While drafting, editing and detailing the line-items of the babysitter list, re-working the language to ensure clarity at every turn, the moment our nervous bottoms hit the road, the soundtrack to the most recent kid’s movie is instantly replaced with 80’s rock and we make no excuses for nodding uncontrollably, somewhat off-beat but completely in the moment.

We stop “shushing” our partner’s boisterous laughter, the radio announcer’s overzealous shouting, Paula Abdul’s “Straight Up” is on the horizon and we sink a little deeper into a place in time we desperately needed to find in order for our sanity to return.

If we are fortunate enough to have a getaway longer than dinner and a movie, requiring a packed bag for overnight accommodations, there were no lists to reference with regards to packing diapers, snacks and favourite blankies. A “grown-up only” bag with a dusty case that might have one day housed something resembling make-up, an extra pair of stretched granny panties, something comfortable and practical to sleep in.

At first, in those quiet moments when we can actually hear ourselves blink, the guilt is somewhat overwhelming. Is the babysitter reviewing the list and checking all appendices for amendments, addendums and footnotes?
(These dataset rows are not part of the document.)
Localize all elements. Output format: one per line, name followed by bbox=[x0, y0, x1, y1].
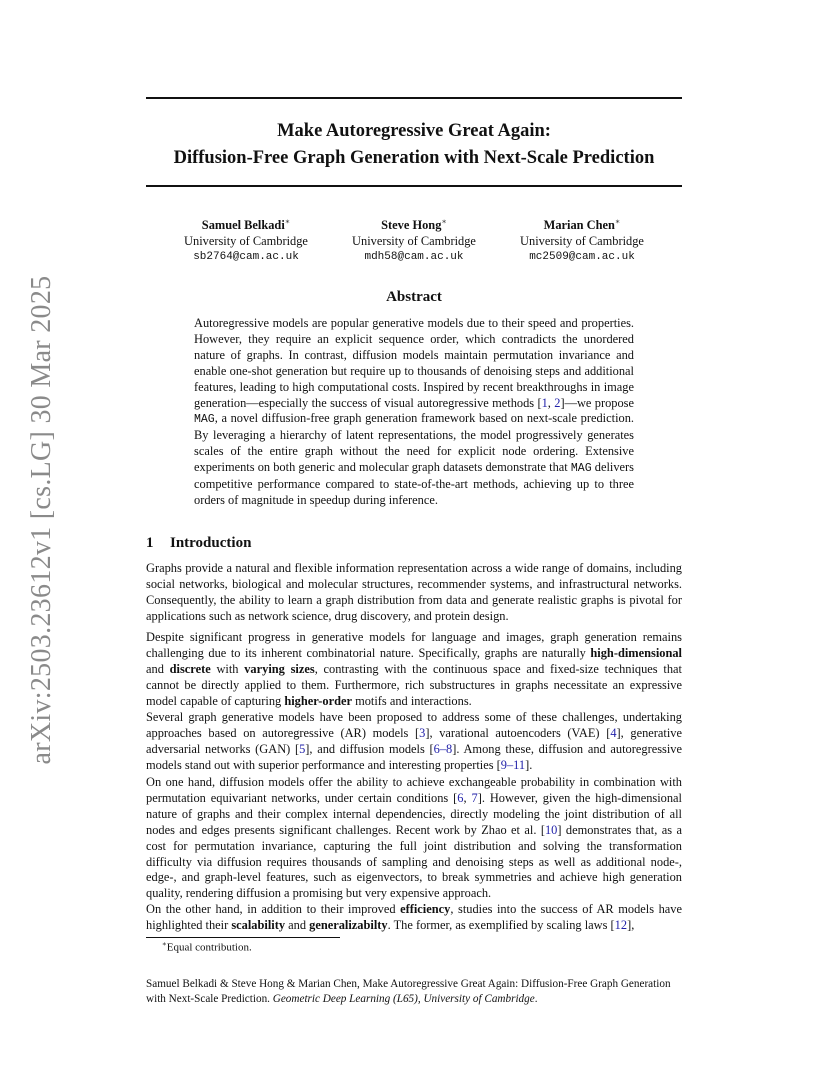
section-heading bbox=[146, 535, 251, 552]
author-email[interactable]: mc2509@cam.ac.uk bbox=[529, 251, 635, 264]
author-affiliation: University of Cambridge bbox=[352, 234, 476, 249]
footnote-rule bbox=[146, 937, 340, 938]
author-name: Steve Hong bbox=[381, 218, 442, 233]
arxiv-stamp: arXiv:2503.23612v1 [cs.LG] 30 Mar 2025 bbox=[26, 275, 57, 765]
abstract-text: Autoregressive models are popular generative models due to their speed and properties. However, they require an explicit sequence order, which contradicts the unordered nature of graphs. In contrast, diffusion models maintain permutation invariance and enable one-shot generation but require up to thousands of denoising steps and additional features, leading to high computational costs. Inspired by recent breakthroughs in image generation—especially the success of visual autoregressive methods [1, 2]—we propose MAG, a novel diffusion-free graph generation framework based on next-scale prediction. By leveraging a hierarchy of latent representations, the model progressively generates scales of the entire graph without the need for explicit node ordering. Extensive experiments on both generic and molecular graph datasets demonstrate that MAG delivers competitive performance compared to state-of-the-art methods, achieving up to three orders of magnitude in speedup during inference. bbox=[194, 316, 634, 507]
citation-link[interactable]: 7 bbox=[471, 790, 478, 805]
citation-link[interactable]: 6–8 bbox=[433, 741, 453, 756]
author-chen bbox=[487, 214, 677, 265]
author-belkadi bbox=[151, 214, 341, 265]
footnote bbox=[162, 940, 252, 954]
author-hong bbox=[319, 214, 509, 265]
equal-contribution-mark: ∗ bbox=[441, 217, 447, 226]
title-line-2: Diffusion-Free Graph Generation with Next-Scale Prediction bbox=[173, 148, 655, 168]
intro-paragraph-3: Several graph generative models have been proposed to address some of these challenges, undertaking approaches based on autoregressive (AR) models [3], varational autoencoders (VAE) [4], generative adversarial networks (GAN) [5], and diffusion models [6–8]. Among these, diffusion and autoregressive models stand out with superior performance and interesting properties [9–11]. bbox=[146, 710, 682, 772]
citation-link[interactable]: 10 bbox=[544, 822, 558, 837]
author-name: Samuel Belkadi bbox=[201, 218, 285, 233]
citation-link[interactable]: 2 bbox=[554, 395, 561, 410]
equal-contribution-mark: ∗ bbox=[614, 217, 621, 226]
method-name: MAG bbox=[570, 462, 592, 476]
intro-paragraph-1: Graphs provide a natural and flexible information representation across a wide range of domains, including social networks, biological and molecular structures, recommender systems, and infrastructural networks. Consequently, the ability to learn a graph distribution from data and generate realistic graphs is pivotal for applications such as network science, drug discovery, and protein design. bbox=[146, 561, 682, 623]
intro-paragraph-5: On the other hand, in addition to their improved efficiency, studies into the success of AR models have highlighted their scalability and generalizabilty. The former, as exemplified by scaling laws [12], bbox=[146, 902, 682, 932]
citation-link[interactable]: 9–11 bbox=[500, 757, 526, 772]
paper-title bbox=[146, 118, 682, 172]
citation-link[interactable]: 3 bbox=[419, 725, 426, 740]
section-title: Introduction bbox=[170, 535, 252, 551]
citation-link[interactable]: 5 bbox=[299, 741, 306, 756]
author-affiliation: University of Cambridge bbox=[184, 234, 308, 249]
citation-link[interactable]: 6 bbox=[457, 790, 464, 805]
author-name: Marian Chen bbox=[543, 218, 615, 233]
title-rule-bottom bbox=[146, 185, 682, 187]
author-email[interactable]: sb2764@cam.ac.uk bbox=[193, 251, 299, 264]
citation-link[interactable]: 4 bbox=[610, 725, 617, 740]
citation-venue: Geometric Deep Learning (L65), University of Cambridge bbox=[272, 993, 535, 1005]
footnote-text: Equal contribution. bbox=[166, 941, 252, 954]
citation-link[interactable]: 1 bbox=[541, 395, 548, 410]
title-line-1: Make Autoregressive Great Again: bbox=[277, 121, 551, 141]
title-rule-top bbox=[146, 97, 682, 99]
intro-paragraph-4: On one hand, diffusion models offer the ability to achieve exchangeable probability in combination with permutation equivariant networks, under certain conditions [6, 7]. However, given the high-dimensional nature of graphs and their complex internal dependencies, directly modeling the joint distribution of all nodes and edges presents significant challenges. Recent work by Zhao et al. [10] demonstrates that, as a cost for permutation invariance, capturing the full joint distribution and solving the transformation difficulty via diffusion requires thousands of sampling and denoising steps as well as additional node-, edge-, and graph-level features, such as eigenvectors, to break symmetries and achieve high generation quality, rendering diffusion a promising but very expensive approach. bbox=[146, 775, 683, 901]
citation-link[interactable]: 12 bbox=[614, 917, 628, 932]
method-name: MAG bbox=[194, 413, 215, 427]
citation-footer: Samuel Belkadi & Steve Hong & Marian Chen, Make Autoregressive Great Again: Diffusion-Free Graph Generation with Next-Scale Prediction. Geometric Deep Learning (L65), University of Cambridge. bbox=[146, 978, 671, 1005]
abstract-heading: Abstract bbox=[386, 289, 442, 305]
author-affiliation: University of Cambridge bbox=[520, 234, 644, 249]
section-number: 1 bbox=[146, 535, 154, 551]
author-email[interactable]: mdh58@cam.ac.uk bbox=[364, 251, 464, 264]
intro-paragraph-2: Despite significant progress in generative models for language and images, graph generation remains challenging due to its inherent combinatorial nature. Specifically, graphs are naturally high-dimensional and discrete with varying sizes, contrasting with the continuous space and fixed-size techniques that cannot be directly applied to them. Furthermore, rich substructures in graphs necessitate an expressive model capable of capturing higher-order motifs and interactions. bbox=[146, 630, 682, 708]
footnote-mark: ∗ bbox=[162, 940, 167, 948]
equal-contribution-mark: ∗ bbox=[284, 217, 291, 226]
And then it occurs to us as we drink from a glass rather than a plastic sippy, that we are perusing the kids menu hoping to find something we can stomach on the mommy-clean-up round for no reason at all.

The conversation shifts from easy school lunch recipes and at what point our children will know more about computers than we do, to a playful game of “I never”, “name that tune” or even comfortable silence.

It’s a huge adjustment to bring kids into our lives and an even bigger one to remember life without them.

Then someone calls “Mommy” and we simply smile, nose a little deeper into the balloon glass of shiraz. Did I include “no alcohol in the chapter on liquids? That’s obvious isn’t it?”

Your shoulders relax, you glance across the table at the person staring at you and say, “Oh right, you’re that guy who lives in my house. Did you happen to bring along a pen and some paper?”